The Colorado Plateau-Great Basin transition zone (TZ) in central Utah is a presently extending lithospheric block composed of previously stable Proterozoic lithosphere. TZ extension may be driven by high topography resulting from overthickening during the Laramide Orogeny and passive plate boundary forces similar to the Great Basin. However, high TZ topography coupled with a thinned lithosphere may indicate dynamic mantle upwelling and active processes acting within the TZ. To investigate the active vs. passive rifting hypotheses we have collected 56 new broadband and 9 long period MT sites to merge two existing MT lines for a combined length of 400 km (124 sites) covering the eastern Great Basin into the Colorado Plateau at a latitude of ~38.5°N. We have also collected over 300 new heat production and thermal conductivity measurements across the southwest to develop a thermal model of the eastern Basin and Range and Colorado Plateau. MT data show a highly conductive body that is semi-contiguous in the lower crust of the eastern Great Basin that rises to a shallow depth of <20 km beneath the TZ. This conductive layer appears to be connected to the surface by a series of symmetric rift related normal faults mapped at the surface. These normal faults may be acting as pathways for large scale fluid connection between the upper and lower crust. MT inversion results suggest an electrical anisotropy factor >3 in the upper mantle with an enhanced conductivity in a N-S orientation that is in agreement with observations of fast seismic SKS split direction.

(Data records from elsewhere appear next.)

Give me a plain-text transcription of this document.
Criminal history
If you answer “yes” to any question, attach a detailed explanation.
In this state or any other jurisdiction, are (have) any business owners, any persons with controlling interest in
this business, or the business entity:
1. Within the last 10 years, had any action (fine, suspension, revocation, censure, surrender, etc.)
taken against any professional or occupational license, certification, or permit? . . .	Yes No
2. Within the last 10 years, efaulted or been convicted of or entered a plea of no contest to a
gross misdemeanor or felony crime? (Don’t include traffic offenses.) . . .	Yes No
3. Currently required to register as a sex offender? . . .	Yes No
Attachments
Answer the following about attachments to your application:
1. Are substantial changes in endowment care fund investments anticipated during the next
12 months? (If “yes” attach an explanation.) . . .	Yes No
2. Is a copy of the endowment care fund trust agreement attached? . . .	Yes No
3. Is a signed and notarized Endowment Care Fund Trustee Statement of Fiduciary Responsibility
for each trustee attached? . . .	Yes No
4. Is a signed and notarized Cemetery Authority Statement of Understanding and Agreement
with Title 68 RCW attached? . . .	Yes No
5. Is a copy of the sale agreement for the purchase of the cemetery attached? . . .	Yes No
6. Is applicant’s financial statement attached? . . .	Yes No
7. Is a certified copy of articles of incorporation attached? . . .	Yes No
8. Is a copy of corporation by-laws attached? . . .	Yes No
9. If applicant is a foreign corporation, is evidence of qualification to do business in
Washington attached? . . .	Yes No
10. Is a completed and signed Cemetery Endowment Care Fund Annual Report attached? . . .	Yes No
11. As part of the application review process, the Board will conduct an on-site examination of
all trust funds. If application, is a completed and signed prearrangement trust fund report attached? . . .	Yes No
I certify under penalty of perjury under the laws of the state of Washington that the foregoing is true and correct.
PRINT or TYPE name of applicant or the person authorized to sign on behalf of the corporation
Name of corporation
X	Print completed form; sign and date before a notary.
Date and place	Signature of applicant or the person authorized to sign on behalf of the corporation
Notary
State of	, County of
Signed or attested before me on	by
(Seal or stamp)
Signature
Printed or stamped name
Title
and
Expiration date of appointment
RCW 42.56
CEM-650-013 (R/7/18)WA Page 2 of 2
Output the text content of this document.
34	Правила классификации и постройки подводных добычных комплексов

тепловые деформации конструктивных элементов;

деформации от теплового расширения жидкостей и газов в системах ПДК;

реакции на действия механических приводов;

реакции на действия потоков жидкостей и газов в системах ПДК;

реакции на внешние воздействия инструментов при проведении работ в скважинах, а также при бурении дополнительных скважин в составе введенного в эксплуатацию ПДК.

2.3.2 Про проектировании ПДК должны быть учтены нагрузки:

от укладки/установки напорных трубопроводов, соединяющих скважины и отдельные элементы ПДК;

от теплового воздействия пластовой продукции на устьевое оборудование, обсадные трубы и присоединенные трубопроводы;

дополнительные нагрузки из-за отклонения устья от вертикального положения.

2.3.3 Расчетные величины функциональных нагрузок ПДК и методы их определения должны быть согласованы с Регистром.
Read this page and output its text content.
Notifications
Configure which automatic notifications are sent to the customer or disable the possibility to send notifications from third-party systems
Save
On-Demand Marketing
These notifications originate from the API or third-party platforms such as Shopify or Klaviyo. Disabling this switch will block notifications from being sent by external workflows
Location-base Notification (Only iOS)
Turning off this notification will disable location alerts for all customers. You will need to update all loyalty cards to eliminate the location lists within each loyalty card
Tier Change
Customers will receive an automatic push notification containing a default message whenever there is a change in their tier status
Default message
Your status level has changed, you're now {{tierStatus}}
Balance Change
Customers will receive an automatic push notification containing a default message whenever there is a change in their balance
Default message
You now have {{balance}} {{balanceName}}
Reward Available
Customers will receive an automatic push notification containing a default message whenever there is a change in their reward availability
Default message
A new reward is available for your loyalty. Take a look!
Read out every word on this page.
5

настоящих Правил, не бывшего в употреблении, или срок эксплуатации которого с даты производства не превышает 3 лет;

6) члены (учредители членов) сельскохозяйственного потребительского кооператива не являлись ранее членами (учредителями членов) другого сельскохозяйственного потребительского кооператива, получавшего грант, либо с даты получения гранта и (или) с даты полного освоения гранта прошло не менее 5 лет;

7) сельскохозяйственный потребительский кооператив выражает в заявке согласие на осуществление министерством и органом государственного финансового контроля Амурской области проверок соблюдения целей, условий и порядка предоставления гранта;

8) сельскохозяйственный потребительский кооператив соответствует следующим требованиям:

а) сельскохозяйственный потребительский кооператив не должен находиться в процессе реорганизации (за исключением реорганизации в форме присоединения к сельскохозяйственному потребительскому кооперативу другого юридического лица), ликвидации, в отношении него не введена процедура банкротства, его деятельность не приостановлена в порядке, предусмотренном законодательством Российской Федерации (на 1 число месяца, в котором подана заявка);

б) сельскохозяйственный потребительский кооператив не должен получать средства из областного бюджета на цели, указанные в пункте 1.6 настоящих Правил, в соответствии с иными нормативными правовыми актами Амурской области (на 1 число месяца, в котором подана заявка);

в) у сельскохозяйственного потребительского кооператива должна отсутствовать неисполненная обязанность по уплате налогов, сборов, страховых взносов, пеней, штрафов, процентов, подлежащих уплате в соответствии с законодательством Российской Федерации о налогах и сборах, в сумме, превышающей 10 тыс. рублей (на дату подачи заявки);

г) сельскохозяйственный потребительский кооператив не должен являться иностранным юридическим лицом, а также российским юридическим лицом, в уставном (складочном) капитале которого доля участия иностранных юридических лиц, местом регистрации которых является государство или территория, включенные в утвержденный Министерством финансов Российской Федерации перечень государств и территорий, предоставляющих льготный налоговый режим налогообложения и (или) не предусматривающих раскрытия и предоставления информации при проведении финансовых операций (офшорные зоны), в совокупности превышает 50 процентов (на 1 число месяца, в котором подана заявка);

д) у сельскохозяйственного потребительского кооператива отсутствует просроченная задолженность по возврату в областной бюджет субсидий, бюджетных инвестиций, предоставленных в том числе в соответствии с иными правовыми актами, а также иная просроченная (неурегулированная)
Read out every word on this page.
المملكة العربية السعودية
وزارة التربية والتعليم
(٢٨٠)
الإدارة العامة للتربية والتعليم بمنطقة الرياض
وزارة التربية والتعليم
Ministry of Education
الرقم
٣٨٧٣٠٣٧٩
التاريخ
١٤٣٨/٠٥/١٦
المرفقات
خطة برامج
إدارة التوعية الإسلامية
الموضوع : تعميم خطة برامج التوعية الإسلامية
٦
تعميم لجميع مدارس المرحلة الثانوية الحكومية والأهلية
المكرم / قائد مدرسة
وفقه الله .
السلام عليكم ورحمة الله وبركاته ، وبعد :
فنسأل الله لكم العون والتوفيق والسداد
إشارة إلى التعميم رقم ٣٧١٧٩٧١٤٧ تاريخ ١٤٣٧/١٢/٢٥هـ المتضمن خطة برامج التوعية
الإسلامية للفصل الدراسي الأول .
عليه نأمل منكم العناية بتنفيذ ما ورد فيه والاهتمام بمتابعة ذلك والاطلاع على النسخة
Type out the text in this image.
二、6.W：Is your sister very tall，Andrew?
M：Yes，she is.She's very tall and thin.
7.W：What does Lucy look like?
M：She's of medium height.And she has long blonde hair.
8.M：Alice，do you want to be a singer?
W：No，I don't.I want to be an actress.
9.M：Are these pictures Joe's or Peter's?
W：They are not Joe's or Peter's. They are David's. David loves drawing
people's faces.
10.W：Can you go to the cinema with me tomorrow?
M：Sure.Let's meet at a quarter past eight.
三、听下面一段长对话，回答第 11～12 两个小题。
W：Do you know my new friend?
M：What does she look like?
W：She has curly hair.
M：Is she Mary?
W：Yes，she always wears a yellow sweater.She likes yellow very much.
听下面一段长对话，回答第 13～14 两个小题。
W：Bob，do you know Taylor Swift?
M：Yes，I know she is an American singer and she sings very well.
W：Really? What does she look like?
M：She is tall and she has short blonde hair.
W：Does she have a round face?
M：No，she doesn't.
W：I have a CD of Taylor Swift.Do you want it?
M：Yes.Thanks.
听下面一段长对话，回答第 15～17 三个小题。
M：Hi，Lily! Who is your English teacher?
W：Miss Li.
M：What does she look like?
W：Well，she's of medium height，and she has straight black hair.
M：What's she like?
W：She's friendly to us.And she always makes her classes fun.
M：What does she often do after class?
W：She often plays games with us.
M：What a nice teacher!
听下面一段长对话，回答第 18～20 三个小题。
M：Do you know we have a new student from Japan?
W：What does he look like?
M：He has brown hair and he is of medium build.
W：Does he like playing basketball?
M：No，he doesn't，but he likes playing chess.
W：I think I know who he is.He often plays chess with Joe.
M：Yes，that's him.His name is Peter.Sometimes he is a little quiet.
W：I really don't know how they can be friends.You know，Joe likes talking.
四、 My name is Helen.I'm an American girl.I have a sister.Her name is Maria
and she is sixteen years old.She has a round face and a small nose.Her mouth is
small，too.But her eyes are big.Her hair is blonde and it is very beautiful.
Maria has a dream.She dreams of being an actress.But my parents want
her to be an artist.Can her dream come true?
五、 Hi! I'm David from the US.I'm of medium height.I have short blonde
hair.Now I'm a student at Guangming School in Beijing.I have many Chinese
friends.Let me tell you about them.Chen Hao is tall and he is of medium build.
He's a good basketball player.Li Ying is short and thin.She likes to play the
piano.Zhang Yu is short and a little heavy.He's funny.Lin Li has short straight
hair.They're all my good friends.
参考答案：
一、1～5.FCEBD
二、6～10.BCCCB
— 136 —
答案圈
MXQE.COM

We propose that anisotropy observations may be due to small degrees of interconnected partial melt aligned with N-S geologic strike beneath the Basin and Range. An in progress thermal model combining measured thermophysical properties with existing heat flow data, MT measurements and estimates of seismogenic depth is used to estimate the thermal structure and lithospheric thickness of the mantle along the MT profile by a Monte Carlo estimation. Lithospheric thicknesses estimated from a preliminary thermal model suggest a thick, ~150 km, lithosphere beneath the core of the Colorado Plateau and thin, ~60 km, in the Great Basin. Geodynamic modeling using thermal and resistivity constraints may reveal insight into the active/passive nature of the rift.